BOUGENVILLE 5Novel itu masih tersimpan rapi di sana
Ratusan hari lalu aku telah menyelesaikannya
Tapi kini, ia seolah meneriakiku
Memanggil namaku
Memintaku mendekatinya
Menyentuhnya
Meraihnya
Membuka setiap lembarannya
Seolah terselip rindu yang menumpuk
Seolah ending dalam novel itu akan berubah
Seolah aku ingin mengulang hal yang sama meski tahu,
Endingnya tak akan berubah
****
Bintang sudah menggantung dalam kelamnya langit. Suara binatang menjadi lagu latar dalam ketenangan di sebuah villa yang cukup rindang dengan banyaknya pohon. Gemericik air dari sungai di belakang villa juga terdengar nyaring dari beranda belakang. Dan, gadis dengan rambut tergerai serta sweater kebesaran itu tak terusik sedikitpun dengan sapuan dinginnya angin malam. Ditemani dengan buku catatan bersampul coklat rapi di tangannya. Jangan lupakan pula beberapa temannya yang sedang menyiapkan minuman dalam botol-botol besar sembari asik bercengkrama satu sama lain.
Devon berdiri di ambang pintu beranda, meneliti satu per satu teman-teman seperjuangannya di dalam OSIS tengah sibuk masing-masing dengan persiapan jerit malam yang akan dilaksanakan pukul 03.00 dini hari nanti. Namun, sang ketua OSIS justru sibuk dengan buku catatan yang tak seharusnya mengikuti mereka sampai di villa ini. Devon menggeleng kecil, ia pun mengeluarkan ponselnya dan mengambil gambar gadis itu, lalu diteruskan pada sahabatnya yang malangnya kini berada di Jakarta.

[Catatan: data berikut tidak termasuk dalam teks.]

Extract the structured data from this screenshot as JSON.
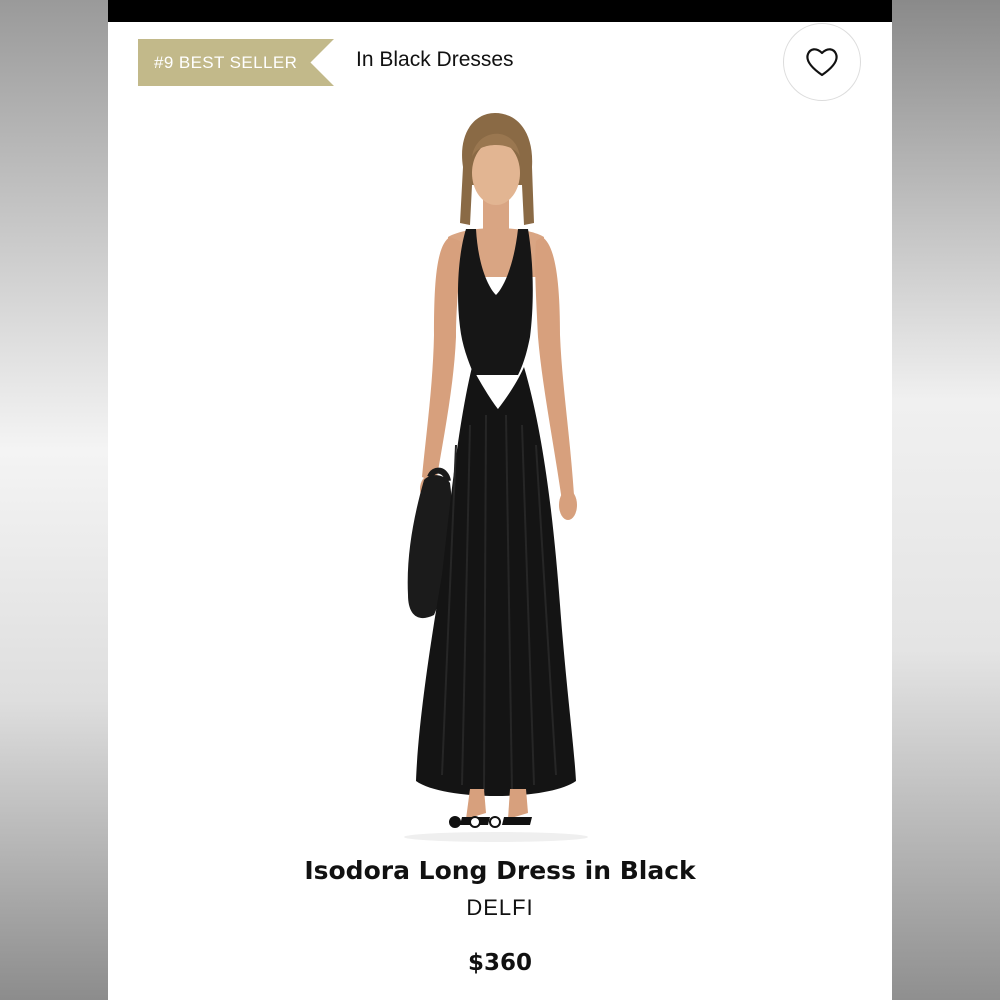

Merasa diamati, Ville menolehkan kepalanya dan mendapati Devon tengah mengetik sesuatu pada ponselnya. Ia tak curiga sama sekali. Devon pun duduk di sampingnya, melongokkan kepalanya untuk mengintip catatan apa yang mampu merampas perhatian Ville dari sahabatnya. Ternyata itu adalah catatan Bahasa Indonesia.
"Jadi tutor Bahasa Indonesia, Ville?" Tebak Devon tepat sasaran. Ville mengangguk, menutup buku catatannya dan meletakkannya di meja. Tangannya teralih pada biskuit di atas meja, ia meraihnya satu dan memakannya. Perutnya tak lapar, namun mulutnya terasa ingin mengunyah sesuatu. "Ngajar kelas apa?" Lanjut Devon.
"Belum tahu, tapi kayanya sih di rolling." Jawab Ville setelah menelan biskuitnya.
"HP apa kabar?" Tanya Devon lagi.
"Kurang baik, lagi diisi dayanya. Tahu deh udah sehat belum tuh di kamar." Jawab Ville sekenanya. "Kenapa nanyain HP gue?" Tanya Ville merasa pertanyaan Devon tak penting,
"Dapet salam dari Angin. Katanya kenapa lo nggak bales chatnya dia." Devon menyerahkan benda pipih berlayar datar tersebut pada Ville. Ville menerimanya dan membaca pesan tersebut, meneliti dengan seksama dan mendapati fotonya dalam layar ruang obrolan dua laki-laki berusia 17 tahun ini.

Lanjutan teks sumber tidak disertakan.